Não quero, hoje, me lembrar de fatos. Eles voltarão como parte da história. O que importa hoje não é nem a sensação de perda nem as palavras que ele pronunciou em todos os momentos memoráveis. O que importa, hoje, é reconhecer a grandeza do homem que passou e que se agarrava ao passado para conformar o presente. O futuro compete a nós, usando a matéria-prima de grandeza que ele nos legou.
Uma das nossas velhas lendas diz: "Um rei muito poderoso e rico fez um jardim onde todas as espécies da criação estavam representadas. Chamou o rabino mais sábio de seu reino e pediu-lhe que gravasse no portão do jardim uma frase que todos os que por ali passassem lessem e se sentissem felizes. No dia da inauguração, ao descerrar a placa, lá estava escrito: 'O avô morreu.
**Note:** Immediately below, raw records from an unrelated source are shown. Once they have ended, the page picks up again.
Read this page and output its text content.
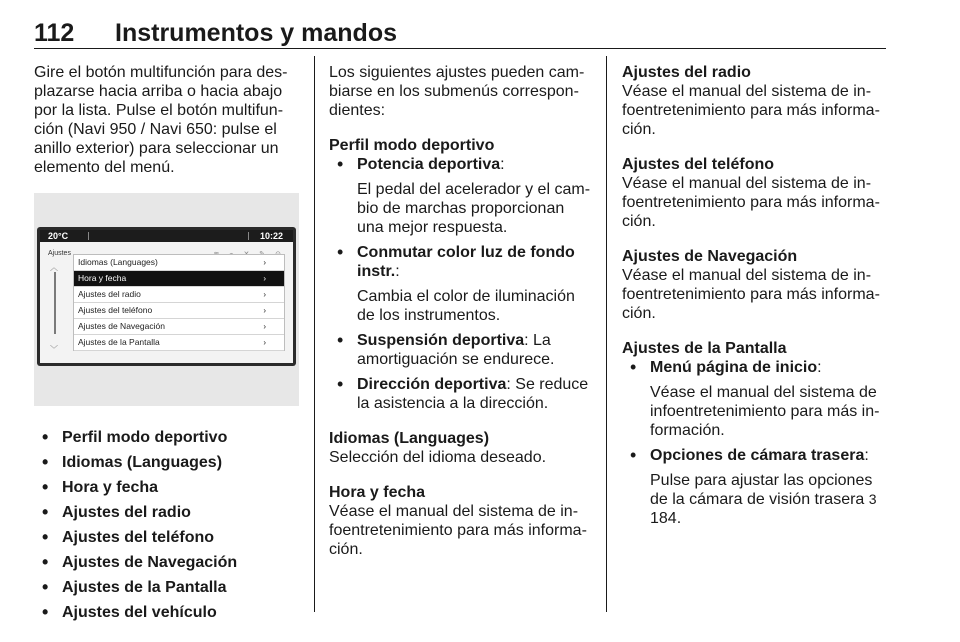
112 Instrumentos y mandos

Gire el botón multifunción para desplazarse hacia arriba o hacia abajo por la lista. Pulse el botón multifunción (Navi 950 / Navi 650: pulse el anillo exterior) para seleccionar un elemento del menú.

20°C	10:22
Ajustes
︿
﹀
Idiomas (Languages)	›
Hora y fecha	›
Ajustes del radio	›
Ajustes del teléfono	›
Ajustes de Navegación	›
Ajustes de la Pantalla	›
• Perfil modo deportivo
• Idiomas (Languages)
• Hora y fecha
• Ajustes del radio
• Ajustes del teléfono
• Ajustes de Navegación
• Ajustes de la Pantalla
• Ajustes del vehículo

Los siguientes ajustes pueden cambiarse en los submenús correspondientes:

Perfil modo deportivo
• Potencia deportiva:
El pedal del acelerador y el cambio de marchas proporcionan una mejor respuesta.
• Conmutar color luz de fondo instr.:
Cambia el color de iluminación de los instrumentos.
• Suspensión deportiva: La amortiguación se endurece.
• Dirección deportiva: Se reduce la asistencia a la dirección.
Idiomas (Languages)
Selección del idioma deseado.
Hora y fecha
Véase el manual del sistema de infoentretenimiento para más información.
Ajustes del radio
Véase el manual del sistema de infoentretenimiento para más información.
Ajustes del teléfono
Véase el manual del sistema de infoentretenimiento para más información.
Ajustes de Navegación
Véase el manual del sistema de infoentretenimiento para más información.
Ajustes de la Pantalla
• Menú página de inicio:
Véase el manual del sistema de infoentretenimiento para más información.
• Opciones de cámara trasera:
Pulse para ajustar las opciones de la cámara de visión trasera 3 184.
O pai morreu. O filho morreu'. O rei chamou o rabino e reclamou, dizendo: 'Eu lhe pedi que fizesse algo que tornasse as pessoas felizes e você me fala de morte?'. Ao que o rabino respondeu: 'Nada mais feliz do que a ordem natural das coisas. O contrário é que seria a infelicidade absoluta"'.
No seu longo caminho de Jilcomir à Vila Rosaly, a ordem natural das coisas não se alterou e o caminho da justiça e da verdade estão mais abertos do que nunca.